Dáil debates

Wednesday, 10 April 2019

Ceisteanna ó Cheannairí - Leaders' Questions

 

11:55 am

Photo of Simon CoveneySimon Coveney (Cork South Central, Fine Gael) | Oireachtas source

Yesterday, the Government published the report of the independent review of escalation of costs for the national children's hospital carried out by PwC, and it fully accepts its recommendations. This project is very important for Irish children for generations to come. It is finally under construction and the Connolly urgent care centre element of the project is on target to open this summer. The report acknowledges that the project is unique in scope, scale and complexity, compared with any other health infrastructure project in Ireland's history. It identifies a series of weaknesses in set-up, planning, budget execution and governance. The report states that two thirds of the €450 million cost increase was due to an underestimation of the real cost of the project. It also highlights other factors such as VAT, delays and changes in regulation and building standards. It is recognised that a programme of work of this nature can never be fully de-risked. Nevertheless, the report finds that there were significant weaknesses which led to an escalation of costs, which became known far too late in the process. The report considered the alternative option of retendering the work, as some in this House have suggested we should do, and concluded that this was an unrealistic fallback option and would have increased costs further, in all likelihood resulting in no hospital being built at all.
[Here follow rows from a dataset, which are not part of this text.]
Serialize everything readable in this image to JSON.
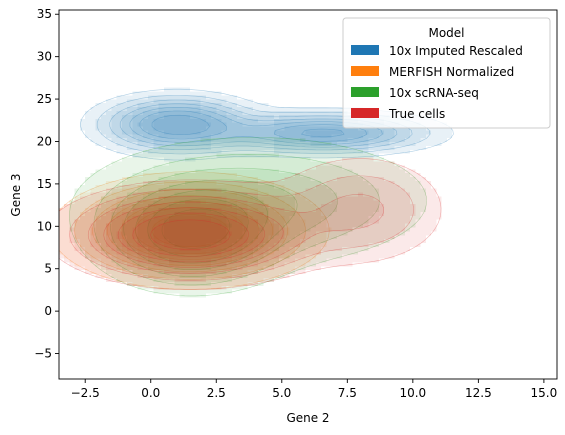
{
  "chart_data": {
    "type": "density-contour",
    "title": "",
    "xlabel": "Gene 2",
    "ylabel": "Gene 3",
    "xlim": [
      -3.5,
      15.5
    ],
    "ylim": [
      -8,
      35.5
    ],
    "xticks": [
      -2.5,
      0.0,
      2.5,
      5.0,
      7.5,
      10.0,
      12.5,
      15.0
    ],
    "xtick_labels": [
      "−2.5",
      "0.0",
      "2.5",
      "5.0",
      "7.5",
      "10.0",
      "12.5",
      "15.0"
    ],
    "yticks": [
      -5,
      0,
      5,
      10,
      15,
      20,
      25,
      30,
      35
    ],
    "ytick_labels": [
      "−5",
      "0",
      "5",
      "10",
      "15",
      "20",
      "25",
      "30",
      "35"
    ],
    "grid": false,
    "legend": {
      "title": "Model",
      "placement": "upper-right"
    },
    "series": [
      {
        "name": "10x Imputed Rescaled",
        "color": "#1f77b4",
        "peaks": [
          {
            "x": 1.0,
            "y": 22.0,
            "sx": 1.6,
            "sy": 1.8,
            "w": 1.0
          },
          {
            "x": 6.6,
            "y": 21.0,
            "sx": 2.2,
            "sy": 1.3,
            "w": 0.9
          }
        ]
      },
      {
        "name": "MERFISH Normalized",
        "color": "#ff7f0e",
        "peaks": [
          {
            "x": 1.5,
            "y": 9.5,
            "sx": 2.3,
            "sy": 3.0,
            "w": 1.0
          }
        ]
      },
      {
        "name": "10x scRNA-seq",
        "color": "#2ca02c",
        "peaks": [
          {
            "x": 1.5,
            "y": 9.0,
            "sx": 1.8,
            "sy": 3.2,
            "w": 1.0
          },
          {
            "x": 4.0,
            "y": 13.0,
            "sx": 3.5,
            "sy": 4.0,
            "w": 0.5
          }
        ]
      },
      {
        "name": "True cells",
        "color": "#d62728",
        "peaks": [
          {
            "x": 1.5,
            "y": 9.0,
            "sx": 2.4,
            "sy": 2.8,
            "w": 1.0
          },
          {
            "x": 8.0,
            "y": 12.0,
            "sx": 1.8,
            "sy": 3.5,
            "w": 0.3
          }
        ]
      }
    ]
  }
}
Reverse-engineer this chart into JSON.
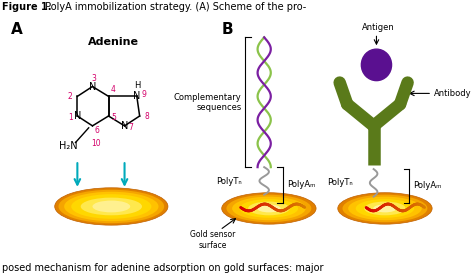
{
  "title_bold": "Figure 1.",
  "title_rest": " PolyA immobilization strategy. (A) Scheme of the pro-",
  "subtitle": "posed mechanism for adenine adsorption on gold surfaces: major",
  "label_A": "A",
  "label_B": "B",
  "adenine_title": "Adenine",
  "h2n_label": "H₂N",
  "gold_sensor_label": "Gold sensor\nsurface",
  "complementary_label": "Complementary\nsequences",
  "polyt_label1": "PolyTₙ",
  "polya_label1": "PolyAₘ",
  "polyt_label2": "PolyTₙ",
  "polya_label2": "PolyAₘ",
  "antigen_label": "Antigen",
  "antibody_label": "Antibody",
  "bg_color": "#ffffff",
  "arrow_color": "#00aabb",
  "number_color": "#d4006a",
  "gold_color1": "#ffd700",
  "gold_color2": "#e08000",
  "dna_purple": "#7b1fa2",
  "dna_green": "#8bc34a",
  "antibody_color": "#5a7a1a",
  "antigen_color": "#5a1090",
  "polyA_color": "#cc2200",
  "polyT_color": "#999999",
  "n_color": "#000000"
}
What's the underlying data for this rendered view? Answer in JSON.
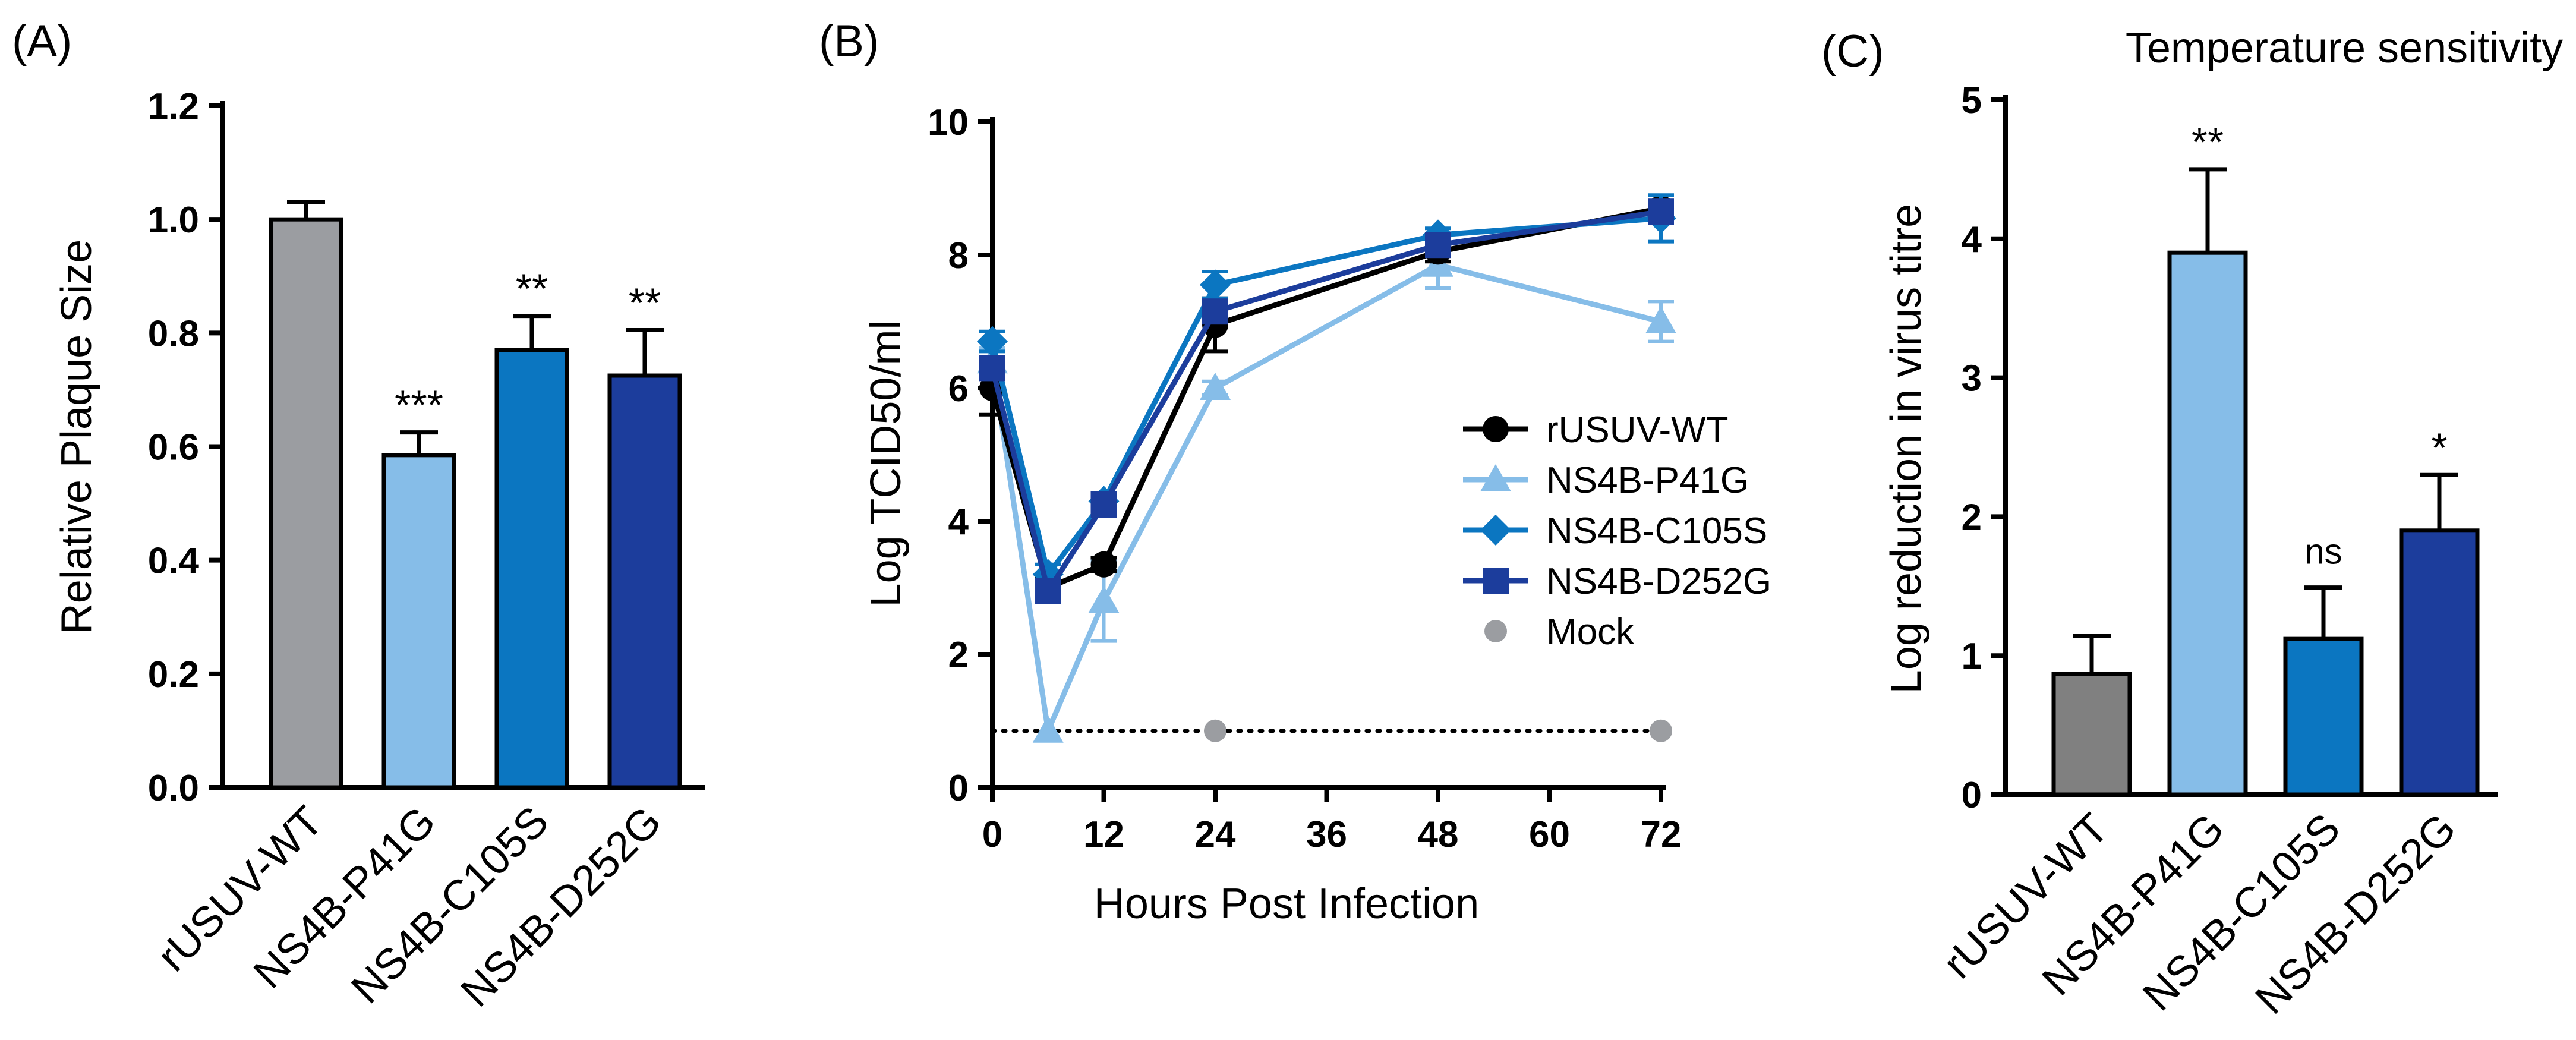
{
  "chart_data": [
    {
      "panel_label": "(A)",
      "type": "bar",
      "title": "",
      "xlabel": "",
      "ylabel": "Relative Plaque Size",
      "ylim": [
        0,
        1.2
      ],
      "yticks": [
        "0.0",
        "0.2",
        "0.4",
        "0.6",
        "0.8",
        "1.0",
        "1.2"
      ],
      "categories": [
        "rUSUV-WT",
        "NS4B-P41G",
        "NS4B-C105S",
        "NS4B-D252G"
      ],
      "values": [
        1.0,
        0.585,
        0.77,
        0.725
      ],
      "errors": [
        0.03,
        0.04,
        0.06,
        0.08
      ],
      "significance": [
        "",
        "***",
        "**",
        "**"
      ],
      "colors": [
        "#9b9da1",
        "#86bde8",
        "#0b76c1",
        "#1c3d9c"
      ]
    },
    {
      "panel_label": "(B)",
      "type": "line",
      "title": "",
      "xlabel": "Hours Post Infection",
      "ylabel": "Log TCID50/ml",
      "xlim": [
        0,
        72
      ],
      "ylim": [
        0,
        10
      ],
      "xticks": [
        "0",
        "12",
        "24",
        "36",
        "48",
        "60",
        "72"
      ],
      "yticks": [
        "0",
        "2",
        "4",
        "6",
        "8",
        "10"
      ],
      "x": [
        0,
        6,
        12,
        24,
        48,
        72
      ],
      "series": [
        {
          "name": "rUSUV-WT",
          "color": "#000000",
          "marker": "circle",
          "values": [
            6.0,
            3.0,
            3.35,
            6.95,
            8.05,
            8.7
          ],
          "errors": [
            0.4,
            0.15,
            0.1,
            0.4,
            0.15,
            0.1
          ]
        },
        {
          "name": "NS4B-P41G",
          "color": "#86bde8",
          "marker": "triangle",
          "values": [
            6.4,
            0.85,
            2.8,
            6.0,
            7.85,
            7.0
          ],
          "errors": [
            0.2,
            0.0,
            0.6,
            0.1,
            0.35,
            0.3
          ]
        },
        {
          "name": "NS4B-C105S",
          "color": "#0b76c1",
          "marker": "diamond",
          "values": [
            6.7,
            3.2,
            4.3,
            7.55,
            8.3,
            8.55
          ],
          "errors": [
            0.15,
            0.15,
            0.1,
            0.2,
            0.1,
            0.35
          ]
        },
        {
          "name": "NS4B-D252G",
          "color": "#1c3d9c",
          "marker": "square",
          "values": [
            6.3,
            2.95,
            4.25,
            7.15,
            8.15,
            8.65
          ],
          "errors": [
            0.15,
            0.15,
            0.1,
            0.15,
            0.1,
            0.1
          ]
        }
      ],
      "mock": {
        "name": "Mock",
        "color": "#9b9da1",
        "x": [
          24,
          72
        ],
        "level": 0.85
      }
    },
    {
      "panel_label": "(C)",
      "type": "bar",
      "title": "Temperature sensitivity",
      "xlabel": "",
      "ylabel": "Log reduction in virus titre",
      "ylim": [
        0,
        5
      ],
      "yticks": [
        "0",
        "1",
        "2",
        "3",
        "4",
        "5"
      ],
      "categories": [
        "rUSUV-WT",
        "NS4B-P41G",
        "NS4B-C105S",
        "NS4B-D252G"
      ],
      "values": [
        0.87,
        3.9,
        1.12,
        1.9
      ],
      "errors": [
        0.27,
        0.6,
        0.37,
        0.4
      ],
      "significance": [
        "",
        "**",
        "ns",
        "*"
      ],
      "colors": [
        "#808080",
        "#86bde8",
        "#0b76c1",
        "#1c3d9c"
      ]
    }
  ]
}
Our priority now must be to finish the job on time to meet the 2023 opening date, contain further cost increases, and learn from the mistakes made in advance of other major projects such as the metro and the national broadband plan. The Ministers for Public Expenditure and Reform and Health will come back to Government and, I assume, to the House, in a month to outline an implementation plan for the recommendations contained in this report. These include strengthening the rules that govern public sector spending and providing essential assurance and challenge functions, which the Deputy has just referred to, to provide consistent challenge and review of major projects through their life cycle. If the Deputy reads this report, as I am sure he has, he will see that there is a very clear explanation of what happened here. This is not wasted money or an overspend per se. It is a gross underestimate of what it costs to build a hospital of this standard and type.